The exercise highlights a situation where a heat exchanger jackets the reactor, removing excess heat to maintain a steady reaction temperature. This is achieved by circulating a coolant with a high flow rate to keep the ambient temperature constant at \(50^\circ\text{C}\). Having an effective heat exchanger system like this enables the reactor to operate safely and efficiently. The parameter \(\frac{Ua}{\rho_b}\) provided in the exercise relates to the heat transfer capacity of the system, essential for determining the heat removal rate and the reactor’s ability to reach its equilibrium temperature.

Equilibrium Temperature

Equilibrium temperature is the steady state temperature where the heat generated by the chemical reaction balances with the heat removed by the cooling system, in this case, the heat exchanger. It represents a point of thermal balance and is crucial for the reactor operation since it can dictate the reaction rate and thereby the overall reactor performance.

Finding the equilibrium temperature involves setting the heat generated by the reaction equal to the heat removed by the heat exchanger, as seen in the exercise with the equation \(\frac{Ua}{\rho_b}(T_0-T) = R \cdot \Delta H_{r}\). Being able to calculate the equilibrium temperature allows engineers to design reactors that optimize reaction conditions for maximum efficiency and yield.

Reactor Performance

Reactor performance encompasses various indicators of how effectively a chemical reactor operates, such as conversion rate, selectivity, yield, and throughput. These performance metrics are vital for engineers to evaluate and optimize reactor designs for industrial chemical processes.

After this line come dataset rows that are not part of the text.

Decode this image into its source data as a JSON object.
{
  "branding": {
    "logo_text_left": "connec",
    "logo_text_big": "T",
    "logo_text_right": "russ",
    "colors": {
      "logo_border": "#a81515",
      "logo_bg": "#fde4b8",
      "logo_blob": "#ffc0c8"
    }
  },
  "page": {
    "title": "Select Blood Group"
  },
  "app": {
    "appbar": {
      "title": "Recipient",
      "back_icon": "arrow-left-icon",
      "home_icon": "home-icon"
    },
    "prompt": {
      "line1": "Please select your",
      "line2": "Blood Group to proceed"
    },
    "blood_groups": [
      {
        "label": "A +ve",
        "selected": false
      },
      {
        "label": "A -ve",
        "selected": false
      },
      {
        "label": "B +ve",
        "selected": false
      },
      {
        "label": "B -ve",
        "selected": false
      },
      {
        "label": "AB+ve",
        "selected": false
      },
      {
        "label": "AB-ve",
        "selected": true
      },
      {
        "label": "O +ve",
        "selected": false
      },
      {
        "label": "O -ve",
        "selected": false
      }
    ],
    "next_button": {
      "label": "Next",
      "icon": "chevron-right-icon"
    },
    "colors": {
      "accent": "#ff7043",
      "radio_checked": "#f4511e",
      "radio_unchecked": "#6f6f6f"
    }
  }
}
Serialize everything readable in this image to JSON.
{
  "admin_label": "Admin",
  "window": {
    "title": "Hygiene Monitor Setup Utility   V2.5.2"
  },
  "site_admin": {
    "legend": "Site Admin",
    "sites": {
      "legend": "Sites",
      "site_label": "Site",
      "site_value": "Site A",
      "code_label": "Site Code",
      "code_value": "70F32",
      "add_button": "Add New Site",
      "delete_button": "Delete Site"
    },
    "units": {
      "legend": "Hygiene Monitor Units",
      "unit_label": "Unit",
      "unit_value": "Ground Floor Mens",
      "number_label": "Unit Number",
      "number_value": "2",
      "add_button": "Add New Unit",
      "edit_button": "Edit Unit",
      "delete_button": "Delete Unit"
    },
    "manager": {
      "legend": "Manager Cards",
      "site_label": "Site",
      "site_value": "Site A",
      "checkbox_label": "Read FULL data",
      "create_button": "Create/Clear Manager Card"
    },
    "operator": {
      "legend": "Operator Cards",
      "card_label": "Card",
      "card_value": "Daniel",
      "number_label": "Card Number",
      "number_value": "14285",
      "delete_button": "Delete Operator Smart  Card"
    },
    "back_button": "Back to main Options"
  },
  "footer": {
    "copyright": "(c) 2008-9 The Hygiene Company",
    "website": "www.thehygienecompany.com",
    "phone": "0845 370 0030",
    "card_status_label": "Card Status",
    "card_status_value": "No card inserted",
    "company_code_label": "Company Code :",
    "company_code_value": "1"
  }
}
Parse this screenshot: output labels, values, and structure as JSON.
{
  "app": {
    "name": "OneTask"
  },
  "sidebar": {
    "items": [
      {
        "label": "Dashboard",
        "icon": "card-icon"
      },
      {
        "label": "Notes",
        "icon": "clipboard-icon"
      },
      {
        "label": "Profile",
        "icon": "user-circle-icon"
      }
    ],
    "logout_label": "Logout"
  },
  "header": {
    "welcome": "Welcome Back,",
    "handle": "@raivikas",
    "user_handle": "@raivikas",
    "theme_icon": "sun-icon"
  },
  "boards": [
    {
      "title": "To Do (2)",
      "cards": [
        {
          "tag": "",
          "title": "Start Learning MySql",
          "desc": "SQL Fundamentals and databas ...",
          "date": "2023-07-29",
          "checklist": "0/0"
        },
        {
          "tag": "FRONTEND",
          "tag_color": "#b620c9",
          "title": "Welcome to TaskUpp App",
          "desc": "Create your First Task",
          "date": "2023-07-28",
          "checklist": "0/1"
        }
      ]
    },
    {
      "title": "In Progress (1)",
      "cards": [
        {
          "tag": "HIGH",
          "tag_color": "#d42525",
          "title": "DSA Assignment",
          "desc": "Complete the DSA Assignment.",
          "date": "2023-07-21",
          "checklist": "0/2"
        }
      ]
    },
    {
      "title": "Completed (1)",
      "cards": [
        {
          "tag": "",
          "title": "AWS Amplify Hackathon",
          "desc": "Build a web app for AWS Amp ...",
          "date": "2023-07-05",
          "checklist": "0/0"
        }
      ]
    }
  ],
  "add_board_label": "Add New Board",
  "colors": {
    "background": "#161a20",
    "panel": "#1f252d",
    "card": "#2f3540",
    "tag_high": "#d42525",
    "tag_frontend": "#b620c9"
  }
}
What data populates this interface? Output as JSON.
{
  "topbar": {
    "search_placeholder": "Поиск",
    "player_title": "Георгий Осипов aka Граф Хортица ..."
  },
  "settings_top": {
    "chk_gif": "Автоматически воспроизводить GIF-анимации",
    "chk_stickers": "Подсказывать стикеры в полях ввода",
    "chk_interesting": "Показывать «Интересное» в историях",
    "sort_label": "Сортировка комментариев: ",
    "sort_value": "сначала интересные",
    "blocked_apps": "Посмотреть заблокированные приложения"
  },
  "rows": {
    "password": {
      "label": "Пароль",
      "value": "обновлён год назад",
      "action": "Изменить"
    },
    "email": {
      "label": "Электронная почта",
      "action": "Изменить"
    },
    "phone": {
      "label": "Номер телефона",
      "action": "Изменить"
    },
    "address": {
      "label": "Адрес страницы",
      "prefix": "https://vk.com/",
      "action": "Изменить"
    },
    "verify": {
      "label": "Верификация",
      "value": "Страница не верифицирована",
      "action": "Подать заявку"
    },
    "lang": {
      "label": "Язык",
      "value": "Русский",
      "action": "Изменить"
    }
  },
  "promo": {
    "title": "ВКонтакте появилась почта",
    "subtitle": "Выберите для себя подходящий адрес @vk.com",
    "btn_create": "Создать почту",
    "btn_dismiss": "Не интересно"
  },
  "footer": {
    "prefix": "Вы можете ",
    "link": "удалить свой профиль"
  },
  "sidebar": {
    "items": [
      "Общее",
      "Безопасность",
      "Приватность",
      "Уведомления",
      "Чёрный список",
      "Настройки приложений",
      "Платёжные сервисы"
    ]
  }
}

In our exercise, we assess the performance of a moving-bed reactor by calculating the conversion of reactant A using the established rate law and observable parameters such as reactant flow and concentration. By analyzing factors like conversion rates and maintaining proper equilibrium temperature, we can infer the efficiency of the reactor and make adjustments to optimize production. For students tackling similar problems, focusing on these core metrics will aid in understanding the implications of reactor design and operation on the overall production process.